Неужто и впрямь теперь уж слишком поздно, Анита? Конечно, ты, быть может, нашла счастье в каких-то новых отношениях — те новости, какие до меня дошли, давно просрочены, протухли, — или, быть может, ты погружена в работу и так занята, что ни единой случайной мыслью не можешь подарить былую страсть, если меня уместно так назвать. И тогда — порви это письмо, брось в корзинку, к использованным салфеткам-клинексам, к оберткам от конфет. Или нет, постой. Прислушайся к собственному сердцу. Я не мог не написать. Я говорил себе, что ничего дурного нет в том, чтоб ухватиться за соломинку и, ухватившись за нее, поплыть. И что бы ни ждало меня на чуждом берегу, куда меня в конце концов выплеснет волна, я буду рад, что написал. Как будто бы тот птенчик, которого я отогревал в ладонях, расправил крылышки и полетел, хотя он мертвый был, тот птенчик.
Твой друг навсегда
Эндрю.
* * *
И что это во мне сидит такое, зачем мне надо вечно из себя корчить идиота? В глубине души подозреваю, что это извращенная форма тщеславия, школьный шут готов выставить себя на посмешище, лишь бы о нем вдруг не забыли. И все же, все же ведь я не притворяюсь, а мучения, какие испытываю в подобных случаях, — совершенно подлинные мучения. Пишу письмо, краснею от стыда на каждой фразе, краснею до ушей, но я же его отсылаю, отсылаю, я иду домой от почтового ящика и ловлю себя на том, что бормочу: "Ничего, уж я им покажу".
* * *
Уважаемый капитан Бэрроуз,
Полностью разделяю вашу тревогу по поводу состояния нынешней американской словесности. Совершенно верно, куда ни глянь, повсюду видишь цинизм, зубоскальство, пошлость, и где она — великая гуманистическая традиция, что о ней ни говори. Вдобавок, как вы справедливо заметили, многие изъясняются с дикими грамматическими ошибками, которые не делают чести их родителям и учителям, кто бы они ни были. Однако лично я ничем не могу вам в данном случае помочь.
Искренне ваш
Эндрю Уиттакер.
* * *
уважаемый мистер Кольблинк,
Как я уже сообщал вам прежде, все материалы следует представлять в машинописном виде.
* * *
Милая Джолли,
Всего несколько дней, как тебе написал, да, всего несколько дней, по-моему, а уже опять много чего надо тебе рассказать. Я старался в моих письмах все смягчать, надевал хорошую мину, натягивал, что называется, храбрую физиономию на свое лицо, ужасное лицо, которое, осклабясь, ежеутренне встречает меня в ванной, но ты все равно, наверно, угадала, что в последнее время я совершенно приперт к стене, окончательно загнан в угол. Кое-кто хотел бы, чтобы я вообще повалился навзничь, разыгрывая из себя покойника, а то и вовсе сдох (есть и такие люди). Я в западне, я беззащитен, я изранен. И в то же время я спокоен, я совершенно спокоен. Не стану я вот так лежмя лежать. Нет, я не сдамся. Я предприму шаги. Шаг первый: установлю драконовский режим беспощадной экономии, что касается личных моих расходов. Имея это в виду, я, кстати, уже полностью отказался от услуг телефонной связи. Если ты безуспешно пыталась дозвониться, причина в этом. Шаг второй: съеду отсюда в какое-нибудь уютное помещение на Полк-стрит, а этот дом сдам. Чтобы все это устроить, чтобы перебраться из восьмикомнатного дома в квартирку из двух комнат, придется выбросить за борт гору разного хлама, притом немало и твоего.
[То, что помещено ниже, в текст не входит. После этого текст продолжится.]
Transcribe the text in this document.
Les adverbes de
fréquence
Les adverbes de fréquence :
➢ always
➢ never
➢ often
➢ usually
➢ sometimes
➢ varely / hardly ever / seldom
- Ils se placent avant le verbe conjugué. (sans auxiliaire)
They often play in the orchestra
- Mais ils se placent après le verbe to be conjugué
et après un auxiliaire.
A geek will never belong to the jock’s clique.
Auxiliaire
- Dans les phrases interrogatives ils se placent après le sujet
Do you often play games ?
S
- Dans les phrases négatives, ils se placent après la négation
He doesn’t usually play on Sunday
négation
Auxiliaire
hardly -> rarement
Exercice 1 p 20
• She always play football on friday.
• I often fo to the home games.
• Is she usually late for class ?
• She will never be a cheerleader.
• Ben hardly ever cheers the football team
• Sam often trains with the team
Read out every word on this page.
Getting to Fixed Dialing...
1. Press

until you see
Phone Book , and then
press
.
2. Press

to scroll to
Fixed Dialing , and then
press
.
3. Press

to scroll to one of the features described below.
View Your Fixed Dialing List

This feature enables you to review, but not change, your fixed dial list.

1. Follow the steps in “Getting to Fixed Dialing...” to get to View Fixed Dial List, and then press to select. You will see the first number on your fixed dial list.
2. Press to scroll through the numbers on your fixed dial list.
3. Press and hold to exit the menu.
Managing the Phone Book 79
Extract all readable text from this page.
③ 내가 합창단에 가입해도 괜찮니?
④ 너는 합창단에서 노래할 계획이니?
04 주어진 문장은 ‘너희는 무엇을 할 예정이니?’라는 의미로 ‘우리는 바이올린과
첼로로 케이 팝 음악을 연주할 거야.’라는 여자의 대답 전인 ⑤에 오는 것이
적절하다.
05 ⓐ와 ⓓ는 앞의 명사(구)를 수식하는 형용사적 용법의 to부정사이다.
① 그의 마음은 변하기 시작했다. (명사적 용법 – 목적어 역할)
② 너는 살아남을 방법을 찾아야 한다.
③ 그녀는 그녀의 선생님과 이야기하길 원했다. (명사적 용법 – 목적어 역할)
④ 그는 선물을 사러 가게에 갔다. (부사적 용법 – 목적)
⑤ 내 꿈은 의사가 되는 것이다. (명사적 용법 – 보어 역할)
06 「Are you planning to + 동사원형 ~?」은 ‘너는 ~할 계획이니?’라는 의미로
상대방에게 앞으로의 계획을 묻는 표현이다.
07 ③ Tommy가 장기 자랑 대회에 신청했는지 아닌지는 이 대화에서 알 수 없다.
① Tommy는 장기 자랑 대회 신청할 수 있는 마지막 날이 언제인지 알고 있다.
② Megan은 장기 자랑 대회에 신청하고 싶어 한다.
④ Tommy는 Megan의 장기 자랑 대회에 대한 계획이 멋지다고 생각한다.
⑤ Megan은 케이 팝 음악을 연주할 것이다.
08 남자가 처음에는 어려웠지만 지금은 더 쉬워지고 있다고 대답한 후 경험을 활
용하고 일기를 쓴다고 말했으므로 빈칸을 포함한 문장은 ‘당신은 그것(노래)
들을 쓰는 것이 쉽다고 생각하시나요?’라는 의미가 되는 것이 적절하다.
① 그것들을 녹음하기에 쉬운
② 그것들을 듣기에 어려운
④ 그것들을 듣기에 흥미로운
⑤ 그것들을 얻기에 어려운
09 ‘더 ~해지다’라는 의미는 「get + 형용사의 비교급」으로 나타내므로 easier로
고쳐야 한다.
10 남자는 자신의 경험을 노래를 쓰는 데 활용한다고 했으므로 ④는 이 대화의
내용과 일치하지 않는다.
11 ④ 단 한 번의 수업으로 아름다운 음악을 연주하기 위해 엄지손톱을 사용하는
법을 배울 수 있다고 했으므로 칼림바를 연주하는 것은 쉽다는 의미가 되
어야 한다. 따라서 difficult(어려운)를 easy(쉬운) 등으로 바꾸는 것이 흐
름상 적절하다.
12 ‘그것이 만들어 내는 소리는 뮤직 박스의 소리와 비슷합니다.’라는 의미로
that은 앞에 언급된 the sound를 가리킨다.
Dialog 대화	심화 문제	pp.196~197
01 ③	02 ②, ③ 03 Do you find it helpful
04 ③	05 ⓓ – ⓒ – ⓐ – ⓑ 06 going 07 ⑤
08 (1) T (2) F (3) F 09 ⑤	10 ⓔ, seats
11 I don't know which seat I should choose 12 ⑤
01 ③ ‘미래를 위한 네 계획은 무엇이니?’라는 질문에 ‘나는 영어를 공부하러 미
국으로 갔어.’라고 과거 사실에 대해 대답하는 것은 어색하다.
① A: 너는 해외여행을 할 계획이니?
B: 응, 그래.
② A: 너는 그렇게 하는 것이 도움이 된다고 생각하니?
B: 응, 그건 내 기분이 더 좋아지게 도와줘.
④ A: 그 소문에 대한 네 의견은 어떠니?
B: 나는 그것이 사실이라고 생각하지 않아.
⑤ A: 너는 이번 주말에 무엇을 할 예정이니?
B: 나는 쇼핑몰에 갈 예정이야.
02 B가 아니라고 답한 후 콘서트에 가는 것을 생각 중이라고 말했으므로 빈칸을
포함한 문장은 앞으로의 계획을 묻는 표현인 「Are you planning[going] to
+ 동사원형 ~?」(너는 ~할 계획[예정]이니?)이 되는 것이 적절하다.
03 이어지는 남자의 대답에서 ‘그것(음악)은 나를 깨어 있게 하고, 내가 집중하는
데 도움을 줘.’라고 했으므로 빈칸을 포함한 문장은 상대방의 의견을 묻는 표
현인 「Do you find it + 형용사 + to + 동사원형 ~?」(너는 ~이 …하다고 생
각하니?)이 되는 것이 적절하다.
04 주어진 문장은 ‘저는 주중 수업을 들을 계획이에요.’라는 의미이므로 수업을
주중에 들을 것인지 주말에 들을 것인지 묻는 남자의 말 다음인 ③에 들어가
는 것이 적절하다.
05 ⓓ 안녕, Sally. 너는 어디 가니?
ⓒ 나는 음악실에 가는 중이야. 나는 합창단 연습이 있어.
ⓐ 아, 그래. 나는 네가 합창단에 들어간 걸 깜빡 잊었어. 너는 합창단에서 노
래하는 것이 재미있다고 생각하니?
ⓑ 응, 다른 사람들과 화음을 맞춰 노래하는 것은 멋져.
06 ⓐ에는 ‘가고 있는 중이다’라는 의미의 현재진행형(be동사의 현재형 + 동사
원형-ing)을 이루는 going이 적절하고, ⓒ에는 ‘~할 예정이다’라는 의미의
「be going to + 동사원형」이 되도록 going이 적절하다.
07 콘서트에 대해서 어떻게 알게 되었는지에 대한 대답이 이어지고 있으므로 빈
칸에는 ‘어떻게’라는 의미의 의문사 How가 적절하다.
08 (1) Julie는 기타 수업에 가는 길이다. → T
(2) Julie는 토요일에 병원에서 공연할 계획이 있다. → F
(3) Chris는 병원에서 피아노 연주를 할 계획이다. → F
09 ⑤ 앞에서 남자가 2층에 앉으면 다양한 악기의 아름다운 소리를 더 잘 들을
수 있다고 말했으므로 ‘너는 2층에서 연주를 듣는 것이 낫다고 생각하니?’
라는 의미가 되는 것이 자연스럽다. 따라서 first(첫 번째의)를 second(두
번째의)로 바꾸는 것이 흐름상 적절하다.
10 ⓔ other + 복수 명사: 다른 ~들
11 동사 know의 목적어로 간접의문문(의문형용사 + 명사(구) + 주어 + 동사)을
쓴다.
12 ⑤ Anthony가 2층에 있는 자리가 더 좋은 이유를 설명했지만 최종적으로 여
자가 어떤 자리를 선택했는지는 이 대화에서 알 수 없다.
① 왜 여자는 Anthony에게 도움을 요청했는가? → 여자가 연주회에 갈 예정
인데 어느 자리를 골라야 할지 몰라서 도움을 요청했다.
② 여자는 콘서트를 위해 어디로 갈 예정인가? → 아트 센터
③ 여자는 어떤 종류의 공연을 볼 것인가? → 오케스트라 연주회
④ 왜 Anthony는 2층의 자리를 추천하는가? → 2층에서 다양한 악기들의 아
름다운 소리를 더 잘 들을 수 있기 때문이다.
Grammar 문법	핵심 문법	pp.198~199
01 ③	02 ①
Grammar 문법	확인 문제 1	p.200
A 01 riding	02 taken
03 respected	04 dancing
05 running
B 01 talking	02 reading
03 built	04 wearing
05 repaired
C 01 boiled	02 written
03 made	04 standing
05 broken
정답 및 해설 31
Так что, если среди оставленного тут какие-то вещи тебе дороги, безотлагательно пришли мне список. Едва я сказал сам себе: Энди, тебе надо мотать из этого дома, у меня как тяжкая ноша спала. Принято говорить, что ноша спала с плеч, но я в последнее время ощущаю кошмарное давление в голове. Я зубочисткой придерживаю сигарету, чтобы ее докуривать до самых губ. Подсчитал; так можно сэкономить четыре сигареты в день, одну пачку в каждые пять дней, шесть пачек в месяц и так далее. То же самое с морковкой, Я имею в виду — не надо с нее срезать зеленый краешек.